Pros: Performance and scalability are generally good; deployment is effortless
Cons: Indexing can be slow; disk space requirements for indices can be large
ElasticSearch is a simple, fast and increasingly popular search engine.
Pros: Performance and scalability are very good
Cons: Requires you to run an ElasticSearch installation, which means running a Java application stack. This is often not an option for installations with limited IT resources.

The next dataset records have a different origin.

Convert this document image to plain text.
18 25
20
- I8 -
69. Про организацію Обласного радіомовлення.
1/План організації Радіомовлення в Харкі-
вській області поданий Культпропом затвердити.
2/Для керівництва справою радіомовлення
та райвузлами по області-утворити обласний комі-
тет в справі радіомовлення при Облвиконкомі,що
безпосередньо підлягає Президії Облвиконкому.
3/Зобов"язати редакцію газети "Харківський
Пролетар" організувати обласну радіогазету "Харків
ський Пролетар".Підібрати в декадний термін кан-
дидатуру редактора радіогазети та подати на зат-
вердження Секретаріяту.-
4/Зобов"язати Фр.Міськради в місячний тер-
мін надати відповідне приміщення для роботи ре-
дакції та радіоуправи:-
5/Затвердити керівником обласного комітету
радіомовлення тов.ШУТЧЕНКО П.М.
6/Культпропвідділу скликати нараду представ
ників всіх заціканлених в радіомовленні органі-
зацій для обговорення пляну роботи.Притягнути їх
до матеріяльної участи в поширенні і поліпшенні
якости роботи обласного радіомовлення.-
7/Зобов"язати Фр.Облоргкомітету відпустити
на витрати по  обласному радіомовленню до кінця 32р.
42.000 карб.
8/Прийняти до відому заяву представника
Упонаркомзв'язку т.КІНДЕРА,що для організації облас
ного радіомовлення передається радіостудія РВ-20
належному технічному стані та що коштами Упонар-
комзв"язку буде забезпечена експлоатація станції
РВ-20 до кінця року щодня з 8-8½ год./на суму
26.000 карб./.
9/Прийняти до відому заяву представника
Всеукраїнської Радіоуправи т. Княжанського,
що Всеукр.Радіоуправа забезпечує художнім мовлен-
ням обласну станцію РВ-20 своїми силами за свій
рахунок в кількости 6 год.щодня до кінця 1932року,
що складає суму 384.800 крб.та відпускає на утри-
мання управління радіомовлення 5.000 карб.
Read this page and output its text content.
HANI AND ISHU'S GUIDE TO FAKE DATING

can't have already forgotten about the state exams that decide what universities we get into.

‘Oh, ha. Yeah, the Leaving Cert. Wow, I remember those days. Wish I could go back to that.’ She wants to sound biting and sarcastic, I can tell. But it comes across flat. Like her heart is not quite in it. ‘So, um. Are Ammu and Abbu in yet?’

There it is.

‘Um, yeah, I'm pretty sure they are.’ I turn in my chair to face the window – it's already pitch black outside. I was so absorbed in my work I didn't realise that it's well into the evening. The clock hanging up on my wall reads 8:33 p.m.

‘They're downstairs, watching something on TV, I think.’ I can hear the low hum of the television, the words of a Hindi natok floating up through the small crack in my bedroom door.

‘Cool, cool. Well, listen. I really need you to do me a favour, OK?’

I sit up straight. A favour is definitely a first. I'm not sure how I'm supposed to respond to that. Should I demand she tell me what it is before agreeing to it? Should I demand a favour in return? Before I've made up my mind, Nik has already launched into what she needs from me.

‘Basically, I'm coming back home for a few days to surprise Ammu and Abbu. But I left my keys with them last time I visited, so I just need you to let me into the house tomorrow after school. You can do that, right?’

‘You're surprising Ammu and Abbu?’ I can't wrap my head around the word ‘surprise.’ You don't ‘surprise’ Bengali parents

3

Status: Implemented. Notes on usage and implementation here
Which one do I use?
For new installations use the default SqlSearch engine. It requires no special setup or configuration and can handle significant volumes of data. As your database grows you may elect to deploy ElasticSearch as it often provides significantly better performance than any other available engine. ElasticSearch does require a bit expertise to set up, however, and may be impractical to run on shared servers.
What about the others?
- The MySQL FULLTEXT engine is still usable for 1.2 and earlier installations, if you don't want to change to SqlSearch, you don't have to. SqlSearch is basically an improved version of FULLTEXT; you should notice little if any disruption in the change.